Rather than achieving a just peace, the current U.S. policy contributes to cycles of ever-greater violence reaching genocidal proportions, evidenced by the tragic events leading up to and following Oct. 7. As citizens committed to peace, freedom, justice, and equality, Palestinian rights demonstrators, student activists, and a growing Democrat base recognize a pressing need for a different approach. Such new policy must acknowledge the conditions between the Jordan River and the Mediterranean Sea and compliance with international law.

In recent years, international and Israeli human rights organizations have joined Palestinian academics in denouncing Israel’s illegal occupation, apartheid policies, and international law violations. Well-documented studies illustrate unlawful annexation of Palestinian land, denial of civil and human rights, restrictions on freedom of movement, suppression of economic development, destruction of olive trees and crops, demolition of homes, imprisonment of fathers and mothers, arrest of children, and periodic military operations that have killed and maimed tens of thousands of Palestinians.

Apart from occasional statements of concern, U.S. policymakers continue to reward Israel with more than $3.8 billion per year in military aid, and each successive administration, whether Democrat or Republican, vetoes U.N. Security Council Resolutions addressing the ongoing injustice. On April 24, President Biden signed a bill that provides Israel $17 billion in additional aid despite growing calls for restricting U.S. assistance to the country because Israel using U.S.-supplied bombs has killed more than 35,000 civilians in Gaza and demolished Gaza’s universities, schools, hospitals, mosques, churches, housing, agricultural and commercial stock.

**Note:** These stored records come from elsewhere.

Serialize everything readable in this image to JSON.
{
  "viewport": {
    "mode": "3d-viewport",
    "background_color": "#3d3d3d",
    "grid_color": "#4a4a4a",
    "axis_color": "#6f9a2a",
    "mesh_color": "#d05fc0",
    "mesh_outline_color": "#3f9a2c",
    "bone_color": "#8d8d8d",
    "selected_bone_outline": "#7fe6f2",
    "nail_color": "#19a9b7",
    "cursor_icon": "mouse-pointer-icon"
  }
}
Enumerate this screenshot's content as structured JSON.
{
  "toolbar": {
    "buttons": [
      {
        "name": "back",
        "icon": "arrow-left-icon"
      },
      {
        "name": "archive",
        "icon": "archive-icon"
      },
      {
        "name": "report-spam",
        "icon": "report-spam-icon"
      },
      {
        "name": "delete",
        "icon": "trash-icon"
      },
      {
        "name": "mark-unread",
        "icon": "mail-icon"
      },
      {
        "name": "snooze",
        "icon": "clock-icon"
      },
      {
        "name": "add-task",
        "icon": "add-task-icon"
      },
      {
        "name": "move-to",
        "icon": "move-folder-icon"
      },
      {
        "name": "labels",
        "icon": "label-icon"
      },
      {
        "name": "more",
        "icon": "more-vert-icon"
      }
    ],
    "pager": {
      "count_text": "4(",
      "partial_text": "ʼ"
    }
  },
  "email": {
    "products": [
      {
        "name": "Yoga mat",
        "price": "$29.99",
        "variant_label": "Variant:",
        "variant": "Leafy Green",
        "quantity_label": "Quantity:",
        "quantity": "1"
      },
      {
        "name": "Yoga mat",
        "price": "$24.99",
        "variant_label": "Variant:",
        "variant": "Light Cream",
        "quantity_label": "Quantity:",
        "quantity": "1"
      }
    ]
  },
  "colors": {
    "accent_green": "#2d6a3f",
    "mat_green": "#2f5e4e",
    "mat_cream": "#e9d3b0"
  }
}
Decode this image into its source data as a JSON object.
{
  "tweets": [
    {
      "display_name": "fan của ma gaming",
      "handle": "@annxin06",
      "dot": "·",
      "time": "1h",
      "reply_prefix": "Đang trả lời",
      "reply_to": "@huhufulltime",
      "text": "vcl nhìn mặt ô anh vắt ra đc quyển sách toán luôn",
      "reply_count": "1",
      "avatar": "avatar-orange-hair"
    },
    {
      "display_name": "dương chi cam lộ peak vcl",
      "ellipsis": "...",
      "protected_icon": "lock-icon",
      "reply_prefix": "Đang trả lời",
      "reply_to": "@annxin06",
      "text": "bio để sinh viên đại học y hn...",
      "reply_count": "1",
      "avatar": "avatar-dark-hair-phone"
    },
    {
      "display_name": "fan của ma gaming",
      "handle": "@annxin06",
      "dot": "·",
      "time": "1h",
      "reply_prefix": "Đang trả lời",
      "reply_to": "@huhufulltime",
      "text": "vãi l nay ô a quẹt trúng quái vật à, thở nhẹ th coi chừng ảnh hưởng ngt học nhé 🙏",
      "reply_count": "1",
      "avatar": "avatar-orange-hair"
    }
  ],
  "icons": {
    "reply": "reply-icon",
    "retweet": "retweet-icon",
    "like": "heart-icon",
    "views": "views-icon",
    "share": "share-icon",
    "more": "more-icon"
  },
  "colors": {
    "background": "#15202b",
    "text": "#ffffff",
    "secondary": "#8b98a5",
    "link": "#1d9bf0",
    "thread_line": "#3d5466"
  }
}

Like in the case of South Africa, when world pressure helped bring an end to South African apartheid through boycott, divestment and sanction actions, Israel, too, must face similar consequences to force the dismantling of its occupation, annexation, blockade, and apartheid policies. Israel must forgo conquest, displacement, and dispossession of the Palestinian people and territory and recognize the promised and lawful right of self-determination denied the Palestinian people since the time of the British Mandate in Palestine beginning in 1922. Only then can honest and meaningful peace negotiations succeed.

Given our government’s unconditional support for Israel, citizens must pressure the ethno-nationalist State of Israel to end its violations of international law that for more than 75 years has killed, oppressed, displaced, and dispossessed the established indigenous Palestinian population between the Jordan River the and the Mediterranean Sea.

Connecticut demonstrators in towns, cities, and campuses have joined with voices of conscience in Israel, Palestine, and throughout the world, demanding an immediate ceasefire and a just and honest Israel-Palestine peace. Our federal government must end U.S. financial and military aid to Israel and stop vetoing U.N. Security Resolutions aimed at holding Israel accountable for its international law violations.

Our state government must follow the example of the Connecticut General Assembly in 1981-82, when it passed legislation divesting the state’s pension portfolio from companies active in South Africa as part of the world movement demanding an end to SA apartheid. Likewise, we must insist that the State of Connecticut pension portfolio divest from Israeli bonds and securities.

John T. Fussell of West Hartford is a board member of WeWillReturn.org

John Fussell contributed this unpaid opinion as part of a program to provide Connecticut Mirror readers with a forum for addressing public policy issues.